On June 28, 2023, GSR II Meteora Acquisition Corp. (the “Company”) will convene a special meeting of stockholders (the “Special Meeting”) to vote on certain proposals including a proposal to approve and adopt the Transaction Agreement, dated as of August 24, 2022 (as it may be amended, supplemented or otherwise modified from time to time, the “Transaction Agreement”), by and among the Company, GSR II Meteora Sponsor LLC (the “Sponsor”), Lux Vending, LLC dba Bitcoin Depot (“BT OpCo”), BT HoldCo LLC (“BT HoldCo”) and BT Assets, Inc. (“BT Assets”), and the transaction contemplated thereunder (such transactions, the “Business Combination” and the proposal the “Business Combination Proposal”). The Business Combination Proposal and such other proposals are described in more detail in the Company’s definitive proxy statement dated June 16, 2023. In connection with the Business Combination Proposal, stockholders of the Company received a right to redeem their shares of the Company’s Class A Common Stock, par value $0.0001 per share (the “Class A Common Stock”), for a pro rata portion of the funds in the Company’s trust account (the “Trust Account”). The deadline to submit such redemptions was 5:00 p.m. Eastern time on June 26, 2023.
In connection with the Business Combination Proposal, the Company received redemption requests for 3,686,863 shares of Class A Common Stock. As of June 26, 2023, 3,455,156 shares of Class A Common Stock remained following the submission and non-reversal of the aforementioned redemption requests. Holders of the Company’s Class A Common Stock who previously submitted a redemption request may reverse such redemption request at any time prior to the Special Meeting and, accordingly, the number of shares of Class A Common Stock outstanding may change.
As a result, the Company estimates that as of June 28, 2023, the date of the Special Meeting, approximately $38,269,637.94 (approximately $10.38 per share) will be removed from the Trust Account to pay such redeeming holders.
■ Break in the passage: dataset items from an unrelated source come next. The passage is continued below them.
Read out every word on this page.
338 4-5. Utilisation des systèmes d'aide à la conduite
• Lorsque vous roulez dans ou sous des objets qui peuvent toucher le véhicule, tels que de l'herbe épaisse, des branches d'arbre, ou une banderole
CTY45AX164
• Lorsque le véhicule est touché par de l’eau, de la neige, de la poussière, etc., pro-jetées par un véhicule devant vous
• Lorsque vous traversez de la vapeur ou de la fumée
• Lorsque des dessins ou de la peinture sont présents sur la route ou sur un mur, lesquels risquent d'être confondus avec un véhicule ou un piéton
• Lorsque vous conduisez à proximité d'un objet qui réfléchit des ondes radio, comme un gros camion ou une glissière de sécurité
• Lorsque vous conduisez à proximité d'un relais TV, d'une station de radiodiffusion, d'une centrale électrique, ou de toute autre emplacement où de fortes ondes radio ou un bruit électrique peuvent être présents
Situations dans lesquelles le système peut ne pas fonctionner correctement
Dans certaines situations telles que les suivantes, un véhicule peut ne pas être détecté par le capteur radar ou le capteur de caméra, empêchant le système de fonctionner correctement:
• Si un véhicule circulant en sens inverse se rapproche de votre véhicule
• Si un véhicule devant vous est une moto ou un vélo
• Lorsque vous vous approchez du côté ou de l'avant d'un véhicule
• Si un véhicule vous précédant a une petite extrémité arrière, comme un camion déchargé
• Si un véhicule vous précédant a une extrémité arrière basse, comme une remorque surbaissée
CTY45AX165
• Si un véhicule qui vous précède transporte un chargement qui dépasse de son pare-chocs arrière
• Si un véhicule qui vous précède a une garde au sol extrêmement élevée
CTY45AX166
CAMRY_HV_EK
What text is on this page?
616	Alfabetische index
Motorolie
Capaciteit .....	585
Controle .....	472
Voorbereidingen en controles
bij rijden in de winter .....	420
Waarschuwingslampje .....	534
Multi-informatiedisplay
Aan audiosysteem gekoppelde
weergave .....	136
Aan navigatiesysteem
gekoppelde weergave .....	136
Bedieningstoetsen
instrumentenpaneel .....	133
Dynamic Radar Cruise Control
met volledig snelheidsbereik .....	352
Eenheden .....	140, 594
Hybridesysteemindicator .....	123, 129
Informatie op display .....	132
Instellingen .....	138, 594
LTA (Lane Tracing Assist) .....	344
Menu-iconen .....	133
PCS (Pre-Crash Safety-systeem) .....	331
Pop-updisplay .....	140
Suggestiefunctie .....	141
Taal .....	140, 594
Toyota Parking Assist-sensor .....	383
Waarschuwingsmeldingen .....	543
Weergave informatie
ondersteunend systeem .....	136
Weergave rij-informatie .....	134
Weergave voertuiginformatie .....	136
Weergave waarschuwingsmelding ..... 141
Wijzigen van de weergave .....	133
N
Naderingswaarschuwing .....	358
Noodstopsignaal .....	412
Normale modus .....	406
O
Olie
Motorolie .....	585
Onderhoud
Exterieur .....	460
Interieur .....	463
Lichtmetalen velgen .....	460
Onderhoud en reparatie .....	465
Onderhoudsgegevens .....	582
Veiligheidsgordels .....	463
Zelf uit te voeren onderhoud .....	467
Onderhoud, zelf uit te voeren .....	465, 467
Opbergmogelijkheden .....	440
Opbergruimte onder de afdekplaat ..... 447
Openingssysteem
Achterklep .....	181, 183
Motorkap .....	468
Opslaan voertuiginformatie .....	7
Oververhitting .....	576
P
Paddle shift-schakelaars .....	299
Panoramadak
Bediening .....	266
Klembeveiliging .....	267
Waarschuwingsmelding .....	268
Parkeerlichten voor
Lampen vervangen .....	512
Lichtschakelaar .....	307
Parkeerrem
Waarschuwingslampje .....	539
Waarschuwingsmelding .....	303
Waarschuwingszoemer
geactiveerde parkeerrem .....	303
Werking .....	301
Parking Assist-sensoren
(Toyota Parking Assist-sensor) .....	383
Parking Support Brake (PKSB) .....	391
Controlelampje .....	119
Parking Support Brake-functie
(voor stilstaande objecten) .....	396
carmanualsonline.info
Important Information About the Business Combination and Where to Find It
The Business Combination will be submitted to the stockholders of the Company for their consideration. The Company has filed a definitive proxy statement of the Company with the Securities and Exchange Commission (the “SEC”), copies of which were mailed to all Company stockholders of record as of June 1, 2023, the record date established for voting on the proposed Business Combination, beginning on or about June 16, 2023. The Company also plans to file other documents with the SEC regarding the Business Combination. The Company’s stockholders and other interested persons are advised to read the definitive proxy statement, as well as all other relevant materials filed or that will be filed with the SEC, in connection with the Company’s solicitation of proxies for its special meeting of stockholders to be held to approve, among other things, the proposed Business Combination, because these documents will contain important information about the Company, Company, BT HoldCo, BT OpCo, BT Assets and the proposed Business Combination. Stockholders may also obtain a copy of the definitive proxy statement, as well as other documents filed with the SEC regarding the Business Combination and other documents filed with the SEC by the Company, without charge, at the SEC’s website located at www.sec.gov or by directing a request to Cody Slach or Alex Kovtun, (949) 574-3860, GSRM@gatewayir.com.
Participants in the Solicitation
The Company, BT HoldCo, BT OpCo, BT Assets and certain of their respective directors, executive officers and other members of management and employees, under SEC rules, may be deemed to be participants in the solicitation of proxies of the Company’s stockholders in connection with the Business Combination. Information regarding the persons who may, under SEC rules, be deemed participants in the solicitation of the Company’s stockholders in connection with the Business Combination is set forth in the Company’s definitive proxy statement that has been filed with the SEC. Investors and security holders may obtain more detailed information regarding the names of the Company’s directors and executive officers in the Company’s most recent Annual Report on Form 10-K for the year ended December 31, 2022. Additional information regarding the participants in the proxy solicitation and a description of their direct and indirect interests are included in the definitive proxy statement and other relevant materials filed with the SEC. Stockholders, potential investors and other interested persons should read the definitive proxy statement carefully before making any voting or investment decisions. You may obtain free copies of these documents from the sources indicated above.